I have two large tables that I am joining using an intermediate mapping table (details of structure below).
I am trying to join all three on t1.date = t2.date
and t1.id_a = int.id_a
and int.id_b = t2.id_b
I also have a where clause that restricts the data to a very specific range of the date column (result set is ~25k rows).
Running either the join of table 1 and the int table (with where clause) or the join of table 2 with the int table (with where clause) takes literally 2 seconds each. It should then be trivial to join these two results sets that are around 37k rows for table 1 and 200k rows for table 2.
Instead it consistently takes 8 minutes for this query:
select t1.date, t1.id_b, t1.other_cols, t2.other_cols
from t1
inner join t_int on t1.id_a = t_int.id_a
inner join t_2 on t2.date = t1.date and t2.id_b = t_int.id_b
where t1.date between '2018-10-21' and '2018-12-10'
In the estimated (and actual) execution plan, SQL Server says it will do:
- clustered index seek on t1, seeking my date range (cost 33%)
- compute scalar t.id_a (cost 0%)
- clustered index seek on t2, seeking my date range (cost 33%)
- nested loop to join [2] and [3] (cost 0%)
- non clustered index seek on t_int, seeking t_int.id_a = t1.id_a and t_int.id_b = t2.id_b (cost 33%)
- nested loop to join [4] and [5] (cost 0%)
- compute scalar t.date, t_int.id_b (cost 0%)
Table 1:
date,
id_a,
other columns
(3.2m rows, date and id_a are primary key w clustered index)
Table 2:
date,
id_b,
other columns
(18.5m rows, date and id_b are primary key w clustered index)
Mapping table:
id_a,
id_b,
other columns
(35k rows, id_b is primary key w clustered index, additional non_clustered index on [id_a, id_b, other_col
])
There are no other indexes and no constraints at all (apart from the mentioned primary key constraints).

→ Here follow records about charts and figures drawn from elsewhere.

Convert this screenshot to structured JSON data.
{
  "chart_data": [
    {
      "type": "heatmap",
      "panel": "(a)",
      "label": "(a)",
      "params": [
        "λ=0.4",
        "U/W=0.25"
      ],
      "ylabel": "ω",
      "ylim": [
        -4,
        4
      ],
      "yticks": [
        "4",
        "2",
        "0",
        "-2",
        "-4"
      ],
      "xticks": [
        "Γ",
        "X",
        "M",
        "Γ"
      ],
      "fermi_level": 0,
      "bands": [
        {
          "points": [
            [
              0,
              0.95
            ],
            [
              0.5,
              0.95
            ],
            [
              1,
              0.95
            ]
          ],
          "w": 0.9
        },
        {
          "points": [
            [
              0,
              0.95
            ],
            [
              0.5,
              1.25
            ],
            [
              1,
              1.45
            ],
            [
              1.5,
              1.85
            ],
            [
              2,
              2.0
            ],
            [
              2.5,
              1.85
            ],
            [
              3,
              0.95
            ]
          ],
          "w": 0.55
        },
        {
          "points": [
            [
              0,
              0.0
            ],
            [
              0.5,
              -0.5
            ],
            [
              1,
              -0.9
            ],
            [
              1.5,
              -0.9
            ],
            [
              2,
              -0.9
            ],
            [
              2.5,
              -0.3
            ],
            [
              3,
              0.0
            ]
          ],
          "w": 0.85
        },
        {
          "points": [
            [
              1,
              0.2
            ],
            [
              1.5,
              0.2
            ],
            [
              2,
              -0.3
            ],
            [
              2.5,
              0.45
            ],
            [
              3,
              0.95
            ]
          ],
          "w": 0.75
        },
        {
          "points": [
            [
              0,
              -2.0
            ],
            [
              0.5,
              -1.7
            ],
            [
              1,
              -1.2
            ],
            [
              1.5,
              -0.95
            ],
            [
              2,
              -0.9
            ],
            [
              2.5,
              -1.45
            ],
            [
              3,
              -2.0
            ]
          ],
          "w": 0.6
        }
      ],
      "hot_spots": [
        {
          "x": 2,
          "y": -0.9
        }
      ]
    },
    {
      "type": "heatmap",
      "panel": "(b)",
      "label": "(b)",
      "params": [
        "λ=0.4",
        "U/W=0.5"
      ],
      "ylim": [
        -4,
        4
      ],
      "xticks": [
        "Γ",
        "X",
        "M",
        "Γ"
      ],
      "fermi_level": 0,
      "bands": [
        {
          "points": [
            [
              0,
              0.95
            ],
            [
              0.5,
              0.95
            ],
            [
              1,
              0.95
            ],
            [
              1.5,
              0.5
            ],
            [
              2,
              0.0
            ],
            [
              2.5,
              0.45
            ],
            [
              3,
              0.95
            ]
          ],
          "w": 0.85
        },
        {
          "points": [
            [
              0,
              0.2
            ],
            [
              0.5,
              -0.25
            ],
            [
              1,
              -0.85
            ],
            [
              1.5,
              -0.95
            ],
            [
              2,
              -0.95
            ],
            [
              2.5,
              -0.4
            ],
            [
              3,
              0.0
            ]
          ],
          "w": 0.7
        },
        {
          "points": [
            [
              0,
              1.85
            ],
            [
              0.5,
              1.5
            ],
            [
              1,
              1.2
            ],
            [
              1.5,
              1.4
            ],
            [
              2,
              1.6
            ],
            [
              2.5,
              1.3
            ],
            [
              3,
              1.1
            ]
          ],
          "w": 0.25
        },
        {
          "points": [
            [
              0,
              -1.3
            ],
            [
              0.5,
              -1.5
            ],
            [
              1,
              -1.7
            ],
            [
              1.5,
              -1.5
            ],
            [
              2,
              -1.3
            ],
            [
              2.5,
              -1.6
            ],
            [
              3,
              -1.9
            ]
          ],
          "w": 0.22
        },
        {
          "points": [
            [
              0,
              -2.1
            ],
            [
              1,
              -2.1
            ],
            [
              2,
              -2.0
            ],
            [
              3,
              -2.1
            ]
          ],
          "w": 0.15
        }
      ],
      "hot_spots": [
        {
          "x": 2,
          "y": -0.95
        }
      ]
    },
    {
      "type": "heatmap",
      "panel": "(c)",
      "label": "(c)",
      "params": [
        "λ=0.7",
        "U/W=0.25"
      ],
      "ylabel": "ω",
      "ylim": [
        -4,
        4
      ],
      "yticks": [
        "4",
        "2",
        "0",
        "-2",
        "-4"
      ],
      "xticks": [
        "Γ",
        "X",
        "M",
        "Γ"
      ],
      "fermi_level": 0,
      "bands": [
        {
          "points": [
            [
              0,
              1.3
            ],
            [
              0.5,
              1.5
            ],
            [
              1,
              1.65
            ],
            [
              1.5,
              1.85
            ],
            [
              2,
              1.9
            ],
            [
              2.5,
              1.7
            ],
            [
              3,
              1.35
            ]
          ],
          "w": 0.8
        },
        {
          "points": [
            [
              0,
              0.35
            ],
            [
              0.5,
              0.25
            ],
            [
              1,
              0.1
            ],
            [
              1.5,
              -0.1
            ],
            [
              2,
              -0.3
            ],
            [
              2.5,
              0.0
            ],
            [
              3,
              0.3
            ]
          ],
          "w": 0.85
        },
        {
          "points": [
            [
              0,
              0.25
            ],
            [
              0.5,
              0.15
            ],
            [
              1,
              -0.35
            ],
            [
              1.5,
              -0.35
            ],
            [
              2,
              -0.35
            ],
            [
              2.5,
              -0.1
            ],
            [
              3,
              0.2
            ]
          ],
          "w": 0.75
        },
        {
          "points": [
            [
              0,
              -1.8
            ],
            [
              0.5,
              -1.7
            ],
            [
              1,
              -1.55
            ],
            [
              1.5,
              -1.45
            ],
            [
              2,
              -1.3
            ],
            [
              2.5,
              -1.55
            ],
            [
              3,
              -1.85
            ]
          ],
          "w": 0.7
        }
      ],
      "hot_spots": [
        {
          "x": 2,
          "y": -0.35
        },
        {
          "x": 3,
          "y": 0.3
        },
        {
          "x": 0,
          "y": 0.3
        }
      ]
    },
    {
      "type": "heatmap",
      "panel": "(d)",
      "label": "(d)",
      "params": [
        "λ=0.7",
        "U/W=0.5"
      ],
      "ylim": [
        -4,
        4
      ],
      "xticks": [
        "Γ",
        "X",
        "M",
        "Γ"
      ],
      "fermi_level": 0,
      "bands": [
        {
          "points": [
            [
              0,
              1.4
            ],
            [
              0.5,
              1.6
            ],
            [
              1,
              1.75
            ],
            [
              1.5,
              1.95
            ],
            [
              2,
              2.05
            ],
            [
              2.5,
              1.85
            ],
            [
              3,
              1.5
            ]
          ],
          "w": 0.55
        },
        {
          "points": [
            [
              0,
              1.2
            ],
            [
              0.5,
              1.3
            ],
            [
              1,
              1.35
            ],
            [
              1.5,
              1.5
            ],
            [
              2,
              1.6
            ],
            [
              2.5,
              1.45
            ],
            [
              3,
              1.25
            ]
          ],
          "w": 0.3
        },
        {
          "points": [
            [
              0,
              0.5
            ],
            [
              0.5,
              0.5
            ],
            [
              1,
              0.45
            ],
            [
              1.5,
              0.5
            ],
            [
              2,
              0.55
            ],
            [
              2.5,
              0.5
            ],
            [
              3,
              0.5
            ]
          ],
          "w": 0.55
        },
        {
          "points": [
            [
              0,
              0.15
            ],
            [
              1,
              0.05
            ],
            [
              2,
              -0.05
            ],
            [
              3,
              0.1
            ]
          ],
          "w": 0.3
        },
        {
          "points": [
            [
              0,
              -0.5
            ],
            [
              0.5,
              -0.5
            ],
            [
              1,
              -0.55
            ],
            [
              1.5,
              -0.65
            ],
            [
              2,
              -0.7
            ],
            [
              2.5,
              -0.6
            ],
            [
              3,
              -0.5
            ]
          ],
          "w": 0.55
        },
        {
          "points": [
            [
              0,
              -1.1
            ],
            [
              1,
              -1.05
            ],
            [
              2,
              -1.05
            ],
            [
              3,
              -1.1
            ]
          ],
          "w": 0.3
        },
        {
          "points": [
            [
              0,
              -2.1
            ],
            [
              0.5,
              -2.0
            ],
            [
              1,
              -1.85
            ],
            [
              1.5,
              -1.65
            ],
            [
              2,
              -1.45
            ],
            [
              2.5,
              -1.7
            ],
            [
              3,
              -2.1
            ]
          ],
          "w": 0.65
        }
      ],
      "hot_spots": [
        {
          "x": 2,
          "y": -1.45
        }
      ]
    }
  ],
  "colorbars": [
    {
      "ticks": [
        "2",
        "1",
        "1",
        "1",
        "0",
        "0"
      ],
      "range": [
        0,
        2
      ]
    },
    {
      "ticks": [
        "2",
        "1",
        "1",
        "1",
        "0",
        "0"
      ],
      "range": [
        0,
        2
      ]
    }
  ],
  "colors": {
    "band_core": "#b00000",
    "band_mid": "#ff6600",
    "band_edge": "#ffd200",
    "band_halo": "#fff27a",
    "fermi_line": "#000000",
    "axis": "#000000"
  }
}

I have already rebuilt the index on t2
Can anyone help with what I need to do?
I had already rebuilt the index on t2 because it was fragmented. But I hadn't rebuilt the index on t1 or t_int since they looked fine.
Thanks to Mohammad Mohabbati's suggestion in the comments, I rebuilt them all and the query now runs in less than 1 second.
So the answer here, which may be useful to others with similar problems, is "rebuild all the indexes, even if they look fine"